Pada akhirnya, keberadaan mochi di tengah aktivitas studio menjadi simbol kecil dari perjuangan besar mahasiswa arsitektur. Ia hadir di antara rasa lelah, tekanan deadline, dan tuntutan kreativitas yang terus-menerus. Melalui hal sederhana seperti camilan manis, mahasiswa menjaga energi, kebersamaan, dan semangat untuk terus melanjutkan proses belajar. Gula mungkin hanya naik sesaat, tetapi dari momen singkat itu, ide kembali berjalan dan perjalanan panjang di studio pun dapat terus dilalui.

Jika ditarik lebih jauh, kebiasaan mengonsumsi mochi di studio juga menunjukkan bagaimana mahasiswa arsitektur memaknai waktu. Dalam lingkungan studio, waktu tidak lagi dibagi secara konvensional antara jam kuliah dan jam istirahat. Waktu menjadi fleksibel dan sering kali kabur. Mochi hadir sebagai penanda jeda yang tidak resmi, momen singkat untuk berhenti sejenak sebelum kembali tenggelam dalam pekerjaan yang menuntut perhatian penuh.

Dari sisi psikologis, rasa manis pada mochi juga memberikan efek kenyamanan. Di tengah tekanan akademik dan tuntutan performa, sensasi manis dapat memicu perasaan positif yang sederhana namun penting. Perasaan ini membantu meredam stres dan memberikan ketenangan sesaat. Walaupun singkat, momen tersebut berkontribusi pada kestabilan emosi mahasiswa selama menjalani proses studio yang panjang dan melelahkan.

Kebiasaan ini juga memperlihatkan adanya hubungan antara makanan dan kreativitas. Kreativitas tidak hanya dipengaruhi oleh kemampuan berpikir abstrak, tetapi juga oleh kondisi emosional dan fisik seseorang. Ketika tubuh mendapatkan asupan yang cukup, pikiran menjadi lebih terbuka terhadap kemungkinan baru. Mochi, dalam konteks ini, berperan sebagai pemicu kecil yang membantu membuka ruang bagi ide-ide segar untuk muncul.

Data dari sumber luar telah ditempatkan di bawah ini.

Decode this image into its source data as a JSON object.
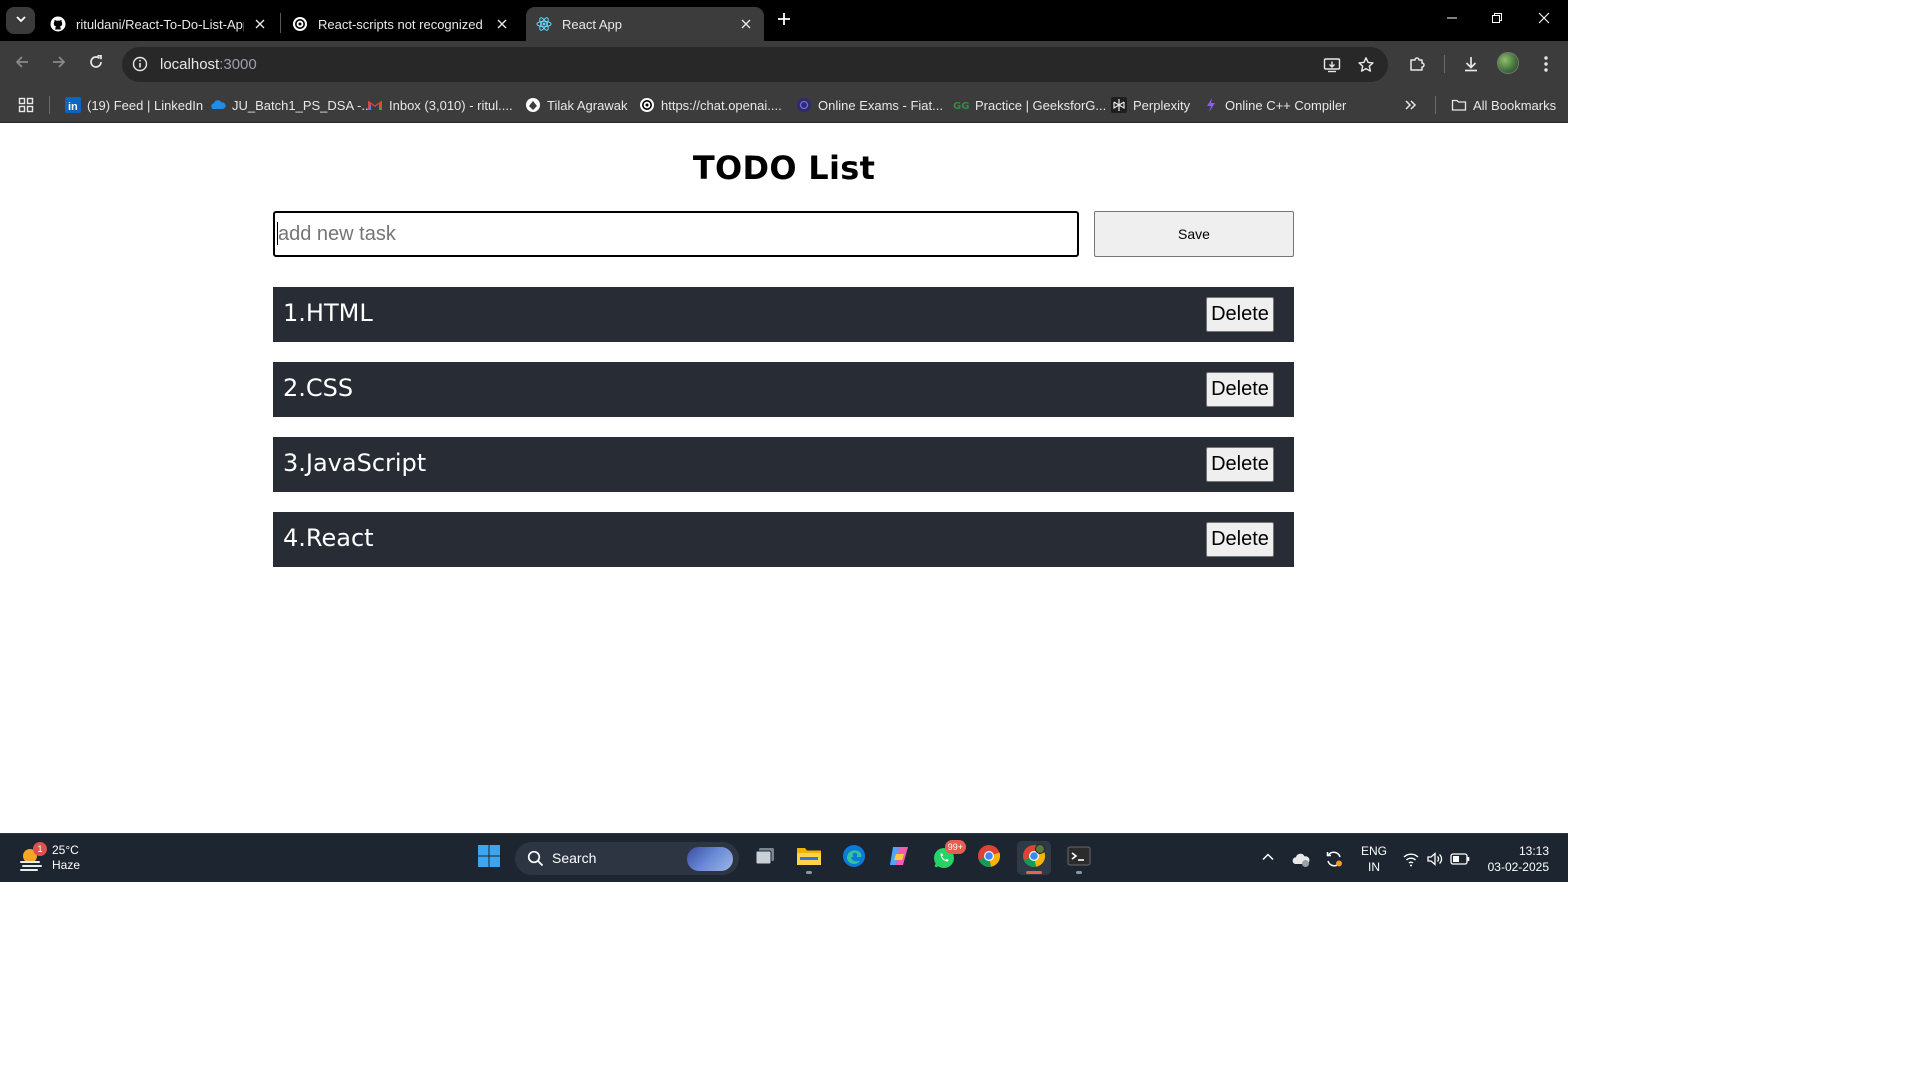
{
  "browser": {
    "tabs": [
      {
        "title": "rituldani/React-To-Do-List-App",
        "icon": "github-icon",
        "active": false
      },
      {
        "title": "React-scripts not recognized",
        "icon": "chatgpt-icon",
        "active": false
      },
      {
        "title": "React App",
        "icon": "react-icon",
        "active": true
      }
    ],
    "address": {
      "host": "localhost",
      "port": ":3000"
    },
    "bookmarks": [
      {
        "label": "(19) Feed | LinkedIn",
        "icon": "linkedin-icon"
      },
      {
        "label": "JU_Batch1_PS_DSA -...",
        "icon": "onedrive-icon"
      },
      {
        "label": "Inbox (3,010) - ritul....",
        "icon": "gmail-icon"
      },
      {
        "label": "Tilak Agrawak",
        "icon": "globe-icon"
      },
      {
        "label": "https://chat.openai....",
        "icon": "chatgpt-icon"
      },
      {
        "label": "Online Exams - Fiat...",
        "icon": "exam-icon"
      },
      {
        "label": "Practice | GeeksforG...",
        "icon": "geeksforgeeks-icon"
      },
      {
        "label": "Perplexity",
        "icon": "perplexity-icon"
      },
      {
        "label": "Online C++ Compiler",
        "icon": "compiler-icon"
      }
    ],
    "all_bookmarks_label": "All Bookmarks"
  },
  "app": {
    "title": "TODO List",
    "input_placeholder": "add new task",
    "save_label": "Save",
    "tasks": [
      {
        "text": "1.HTML",
        "delete_label": "Delete"
      },
      {
        "text": "2.CSS",
        "delete_label": "Delete"
      },
      {
        "text": "3.JavaScript",
        "delete_label": "Delete"
      },
      {
        "text": "4.React",
        "delete_label": "Delete"
      }
    ]
  },
  "taskbar": {
    "weather": {
      "temp": "25°C",
      "condition": "Haze",
      "badge": "1"
    },
    "search_label": "Search",
    "whatsapp_badge": "99+",
    "language": {
      "line1": "ENG",
      "line2": "IN"
    },
    "clock": {
      "time": "13:13",
      "date": "03-02-2025"
    }
  },
  "colors": {
    "task_row": "#282c34",
    "chrome_dark": "#000000",
    "chrome_toolbar": "#3c3c3c",
    "taskbar": "#1c2530"
  }
}
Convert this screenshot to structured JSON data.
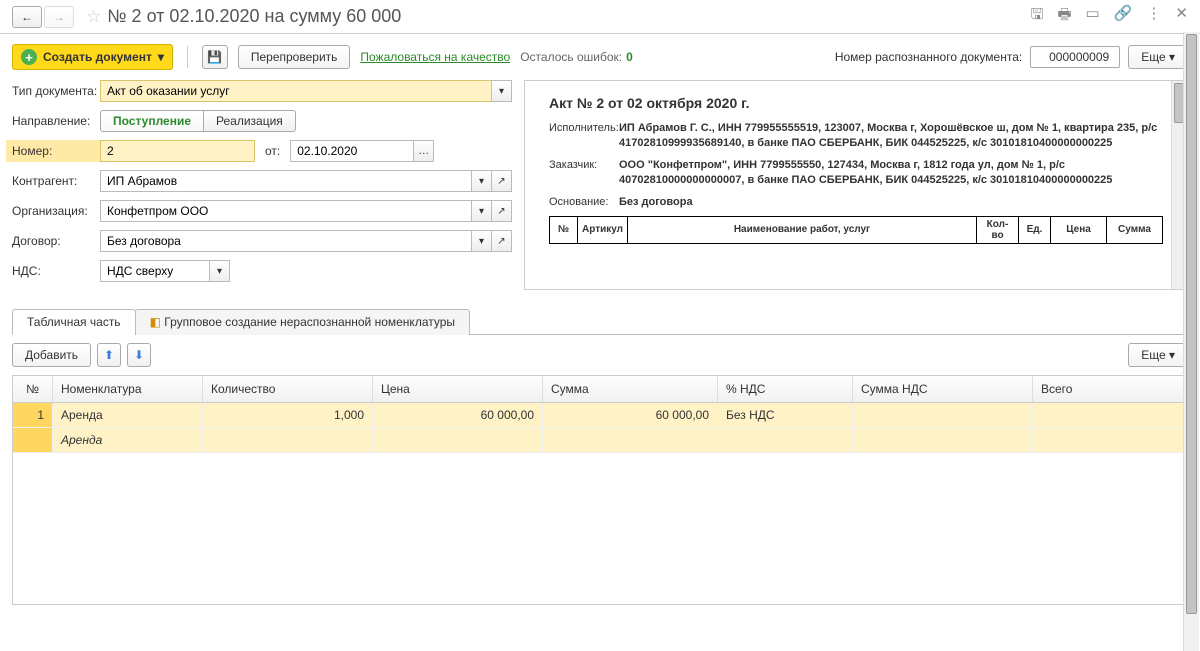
{
  "header": {
    "title": "№ 2 от 02.10.2020 на сумму 60 000"
  },
  "toolbar": {
    "create_doc": "Создать документ",
    "recheck": "Перепроверить",
    "complain": "Пожаловаться на качество",
    "errors_left": "Осталось ошибок:",
    "errors_count": "0",
    "doc_num_label": "Номер распознанного документа:",
    "doc_num": "000000009",
    "more": "Еще"
  },
  "form": {
    "doctype_label": "Тип документа:",
    "doctype": "Акт об оказании услуг",
    "direction_label": "Направление:",
    "dir_in": "Поступление",
    "dir_out": "Реализация",
    "number_label": "Номер:",
    "number": "2",
    "ot_label": "от:",
    "date": "02.10.2020",
    "counterparty_label": "Контрагент:",
    "counterparty": "ИП Абрамов",
    "org_label": "Организация:",
    "org": "Конфетпром ООО",
    "contract_label": "Договор:",
    "contract": "Без договора",
    "vat_label": "НДС:",
    "vat": "НДС сверху"
  },
  "preview": {
    "title": "Акт № 2 от 02 октября 2020 г.",
    "executor_label": "Исполнитель:",
    "executor": "ИП Абрамов Г. С., ИНН 779955555519, 123007, Москва г, Хорошёвское ш, дом № 1, квартира 235, р/с 41702810999935689140, в банке ПАО СБЕРБАНК, БИК 044525225, к/с 30101810400000000225",
    "customer_label": "Заказчик:",
    "customer": "ООО \"Конфетпром\", ИНН 7799555550, 127434, Москва г, 1812 года ул, дом № 1, р/с 40702810000000000007, в банке ПАО СБЕРБАНК, БИК 044525225, к/с 30101810400000000225",
    "basis_label": "Основание:",
    "basis": "Без договора",
    "th_no": "№",
    "th_art": "Артикул",
    "th_name": "Наименование работ, услуг",
    "th_qty": "Кол-во",
    "th_unit": "Ед.",
    "th_price": "Цена",
    "th_sum": "Сумма"
  },
  "tabs": {
    "tab1": "Табличная часть",
    "tab2": "Групповое создание нераспознанной номенклатуры",
    "add": "Добавить",
    "more": "Еще"
  },
  "tableHeaders": {
    "no": "№",
    "nom": "Номенклатура",
    "qty": "Количество",
    "price": "Цена",
    "sum": "Сумма",
    "vat": "% НДС",
    "vatsum": "Сумма НДС",
    "total": "Всего"
  },
  "rows": [
    {
      "no": "1",
      "nom": "Аренда",
      "qty": "1,000",
      "price": "60 000,00",
      "sum": "60 000,00",
      "vat": "Без НДС",
      "vatsum": "",
      "total": "",
      "nom2": "Аренда"
    }
  ]
}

Keberadaan mochi di studio juga menunjukkan bagaimana ruang kampus beradaptasi dengan kebutuhan penggunanya. Penjual mochi yang sering ditemui di sekitar UNIKOM secara tidak langsung merespons pola aktivitas mahasiswa, khususnya mahasiswa arsitektur yang menghabiskan banyak waktu di studio. Hal ini menciptakan hubungan timbal balik antara aktivitas akademik dan kehidupan ekonomi kecil di sekitar kampus.

Dalam jangka panjang, pengalaman-pengalaman sederhana seperti ini akan menjadi bagian dari ingatan mahasiswa tentang masa studi mereka. Ketika kelak mengenang kehidupan kampus, yang diingat bukan hanya tugas besar atau proyek akhir, tetapi juga momen-momen kecil seperti makan mochi bersama di studio. Kenangan ini membentuk ikatan emosional dengan ruang studio dan dengan sesama mahasiswa.

Dengan demikian, mochi di tengah aktivitas studio bukan sekadar camilan pelengkap, tetapi bagian dari narasi kehidupan mahasiswa arsitektur UNIKOM. Ia hadir sebagai pengisi energi, pemicu interaksi, dan penanda ritme kerja. Melalui hal yang tampak sederhana ini, terlihat bagaimana mahasiswa berjuang, beradaptasi, dan terus melangkah dalam proses belajar yang menantang. Gula naik, ide jalan, dan perjalanan kreatif di studio pun terus berlanjut.